Esa tarde de primavera ‒desde el trayecto en auto del estudio
a la Quinta para continuar con la sesión‒, parecía que los novios ensayaban los
pormenores de su noche de luna y miel. Entre
ellos, para contarse sus historias, no escatiman ningún recurso, incluyendo lo
cursi. La fotógrafa se había adelantado, pues deseaba medir los espacios del
jardín. Desde la verja de la entrada principal, los novios vieron a la
fotógrafa observando detenidamente a su alrededor. Caminaron hacia ella.
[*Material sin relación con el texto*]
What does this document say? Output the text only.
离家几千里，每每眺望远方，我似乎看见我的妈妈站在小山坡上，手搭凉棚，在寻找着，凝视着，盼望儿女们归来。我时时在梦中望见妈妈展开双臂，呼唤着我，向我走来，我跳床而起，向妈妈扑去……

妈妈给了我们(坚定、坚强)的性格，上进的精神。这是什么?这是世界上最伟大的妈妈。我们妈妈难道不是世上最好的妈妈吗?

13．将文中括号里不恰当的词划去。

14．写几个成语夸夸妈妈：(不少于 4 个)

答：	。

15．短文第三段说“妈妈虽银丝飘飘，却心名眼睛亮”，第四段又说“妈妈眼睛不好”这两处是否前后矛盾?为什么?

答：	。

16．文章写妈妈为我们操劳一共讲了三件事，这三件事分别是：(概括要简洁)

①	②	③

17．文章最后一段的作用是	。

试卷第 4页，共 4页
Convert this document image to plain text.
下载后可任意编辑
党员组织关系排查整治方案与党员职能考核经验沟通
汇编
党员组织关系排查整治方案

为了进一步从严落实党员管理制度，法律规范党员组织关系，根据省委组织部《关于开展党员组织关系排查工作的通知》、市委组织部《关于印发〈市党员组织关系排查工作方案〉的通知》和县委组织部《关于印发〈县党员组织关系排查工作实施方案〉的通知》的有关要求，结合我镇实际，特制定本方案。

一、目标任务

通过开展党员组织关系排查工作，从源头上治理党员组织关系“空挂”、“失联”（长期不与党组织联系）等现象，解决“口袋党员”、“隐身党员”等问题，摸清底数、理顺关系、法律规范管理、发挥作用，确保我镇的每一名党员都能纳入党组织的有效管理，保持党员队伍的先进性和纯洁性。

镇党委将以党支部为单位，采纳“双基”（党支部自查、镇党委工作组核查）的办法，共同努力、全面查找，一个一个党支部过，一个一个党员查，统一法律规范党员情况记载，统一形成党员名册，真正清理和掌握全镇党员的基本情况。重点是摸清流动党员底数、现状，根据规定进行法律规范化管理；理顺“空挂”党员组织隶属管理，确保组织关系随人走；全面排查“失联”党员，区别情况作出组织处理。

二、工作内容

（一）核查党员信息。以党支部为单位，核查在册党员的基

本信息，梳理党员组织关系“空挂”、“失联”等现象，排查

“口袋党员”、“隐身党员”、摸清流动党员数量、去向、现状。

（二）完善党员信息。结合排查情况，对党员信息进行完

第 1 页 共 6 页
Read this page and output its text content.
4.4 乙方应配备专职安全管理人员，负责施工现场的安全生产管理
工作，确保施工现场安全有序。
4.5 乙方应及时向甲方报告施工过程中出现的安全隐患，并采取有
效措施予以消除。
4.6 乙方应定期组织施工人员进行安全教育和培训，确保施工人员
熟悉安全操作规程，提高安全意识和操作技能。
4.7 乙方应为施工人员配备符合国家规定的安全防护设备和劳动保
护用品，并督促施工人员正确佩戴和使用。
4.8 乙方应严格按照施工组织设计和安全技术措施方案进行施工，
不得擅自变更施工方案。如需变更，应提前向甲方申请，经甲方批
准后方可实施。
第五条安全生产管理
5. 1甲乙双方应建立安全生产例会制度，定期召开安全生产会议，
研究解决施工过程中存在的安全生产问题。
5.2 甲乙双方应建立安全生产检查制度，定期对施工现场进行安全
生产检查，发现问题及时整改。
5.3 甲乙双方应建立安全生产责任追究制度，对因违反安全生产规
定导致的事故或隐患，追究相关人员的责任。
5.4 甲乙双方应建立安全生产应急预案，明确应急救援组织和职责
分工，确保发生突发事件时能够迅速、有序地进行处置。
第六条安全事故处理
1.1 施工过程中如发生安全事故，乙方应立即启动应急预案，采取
En ese
breve trayecto, lo único que se le ocurrió, para que ella se relajara, fue
decirle que él no llevaba ropa interior y que su erección se iba a notar mucho
a través de la tela del pantalón.
Durante las
pausas para desplazarse de un lugar a otro, el juego erótico ‒a través de
caricias furtivas, de frases susurradas frente a la cámara‒, convirtió
la sesión ‒siguiendo
con lo cursi‒ en un
preludio fantasioso de dos horas. La fotógrafa, a veces, apartaba su vista de
ellos para sugerir otro lugar. Y después de las tomas en las escalinatas
posteriores de la Quinta, se alejó hacia un apartado lugar del jardín, creyendo
que la novia estaba al inicio de un orgasmo bajo su luminoso vestido.
“Las hermanas fotógrafas tienen las tomas de
la cámara del estudio. Por las noches, las dos solteronas se ponen a verte.
Ahora eres parte de una película porno antigua”.
Estábamos en un restaurante de comida italiana
contándonos historias. Teníamos toda la tarde para nosotros. Le di el libro
envuelto en papel decorado con rosas. Había dejado al azar dónde íbamos a
hojearlo juntos. Sus páginas estaban llenas de fotografías para compartirlas.
Podíamos quedarnos en el restaurante y empezar a señalar con los dedos el
preciso lugar donde nos conocimos. O recordar las tomas que nos hicieron en las
escalinatas. Y si decidíamos regresar a
la casa, durante el camino le contaría que la Quinta también tenía su historia
de amor. O tal vez no alcanzáramos a llegar a casa y decidiéramos rentar un
cuarto de hotel.
Lo único que queríamos era volver a la Quinta.
Humberto Payán Fierro es licenciado en letras españolas por la Universidad Autónoma de Chihuahua y maestro en letras hispanoamericanas por la New Mexico State University. Tiene un doctorado en literatura que cursó en España. Su escritura narrativa aparece en antologías y tiene publicado un libro de cuentos: El oficio de pensarte. También es profesor en la Facultad de Filosofía y Letras de la UACH.